Snowpiercer, Le Transperceneige – film fantastique de Bong Joon Ho
Un train file à travers les glaciers et transperce des murailles neigeuses, roulant sans fin suivant le circuit circulaire créé par son deus in machina, autour d’une planète où le cycle des saisons n’existe plus. C’est le postulat alléchant sur lequel s’appuie le scénario du Transperceneige, adaptation à la sauce Bong Joon-Ho d’une BD française ; œuvre signée Jean-Marc Rochette, Benjamin Legrand et Jacques Lob. Postulat alléchant mais a priori également casse-gueule, puisqu’on se situe encore une fois non seulement dans le registre de l’adaptation, mais aussi dans la science-fiction post-apocalyptique, genre certes prolifique ces derniers temps mais souvent peu inspiré.
Malgré les pièges dressés sur sa route par les exigences du blockbuster hollywoodien et des figures imposées qui balisent toute tentative de s’aventurer dans le genre SF de manière un tant soit peu originale, Bong Joon-Ho propose un film bougrement intelligent, où il parvient à imposer sa patte, noirceur et absurdité incluses. Car ici, pas de manichéisme et encore moins d’idéalisation de la figure héroïque au profit d’un scénario initiatique qui doit forcément voir le Bien triompher. Les personnages sont tous ambigus et l’on reste scotché à l’écran par le rythme trépidant du récit. Dans cet espace clos qu’est le train, microcosme technologique où plane l’ombre révérée d’un démiurge tyrannique, chaque wagon est un nouvel univers où s’épanouit une mise en scène résolument inventive, et qui, chose devenue assez rare pour être soulignée, sert le propos plutôt que l’ego de son réalisateur.

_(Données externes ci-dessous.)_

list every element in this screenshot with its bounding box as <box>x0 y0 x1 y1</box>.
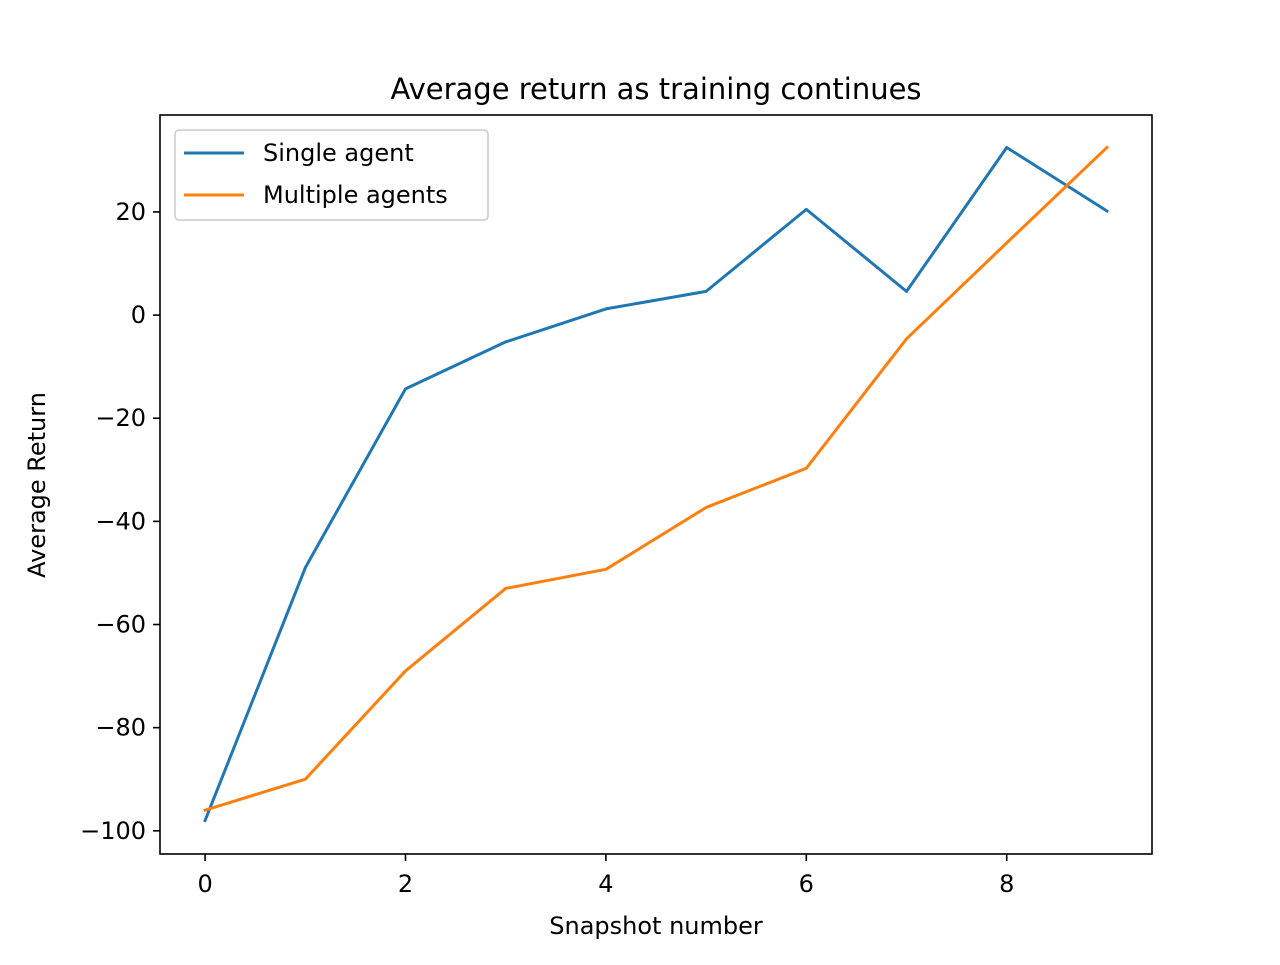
y-tick-label: −60 <box>95 611 146 639</box>
x-tick-label: 4 <box>598 870 613 898</box>
y-axis-title: Average Return <box>23 392 51 578</box>
axis-ticks: 0 2 4 6 8 −100 −80 −60 −40 −20 0 20 <box>80 198 1014 898</box>
series-line-single-agent <box>203 145 1109 823</box>
x-tick-label: 0 <box>197 870 212 898</box>
legend-box <box>174 129 489 221</box>
y-tick-label: 0 <box>131 301 146 329</box>
series-line-multiple-agents <box>203 145 1110 813</box>
axes-frame <box>159 114 1153 855</box>
legend-label: Multiple agents <box>263 181 448 209</box>
x-tick-label: 6 <box>799 870 814 898</box>
y-tick-label: 20 <box>115 198 146 226</box>
x-tick-label: 8 <box>999 870 1014 898</box>
y-tick-label: −100 <box>80 817 146 845</box>
y-tick-label: −80 <box>95 714 146 742</box>
x-tick-label: 2 <box>398 870 413 898</box>
plot-area <box>203 145 1110 823</box>
chart-title: Average return as training continues <box>390 72 921 106</box>
x-axis-title: Snapshot number <box>549 912 763 940</box>
y-tick-label: −20 <box>95 404 146 432</box>
legend-label: Single agent <box>263 139 414 167</box>
legend: Single agent Multiple agents <box>174 129 489 221</box>
y-tick-label: −40 <box>95 507 146 535</box>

Par de nombreux aspects, le synopsis de base fait songer au premier Matrix : un groupe d’humains se révolte contre le système instauré par une mécanique oppressive, érigée au rang de divinité. Plus le groupe d’humains pénètre dans les arcanes de ladite mécanique, et plus il s’aperçoit que les raisons de son oppression proviennent davantage de sa propre condition métaphysique que de la machine en elle-même. Mais ici, le discours, doublé d’une problématique politico-sociale – celle de la lutte des classes, le train étant un système économiquement hiérarchisé – est diablement plus retors, plus polémique, plus intelligent que dans le film des frères Wachowski, qui puisait d’ailleurs allègrement à la source d’œuvres de science-fiction plus modestes. En un mot, Snowpiercer, le Transperceneige, est véritablement subversif, quand Matrix n’était qu’un honnête divertissement proposant quelques pistes de réflexion philosophique peu ou mal exploitées. Avec les rebelles, le spectateur progresse dans le train, allant de surprise en surprise tant au niveau narratif que de celui de la réalisation, qui ne faiblit pas ; et ce même quand le réalisateur nous propose deux ou trois séquences complètement improbables.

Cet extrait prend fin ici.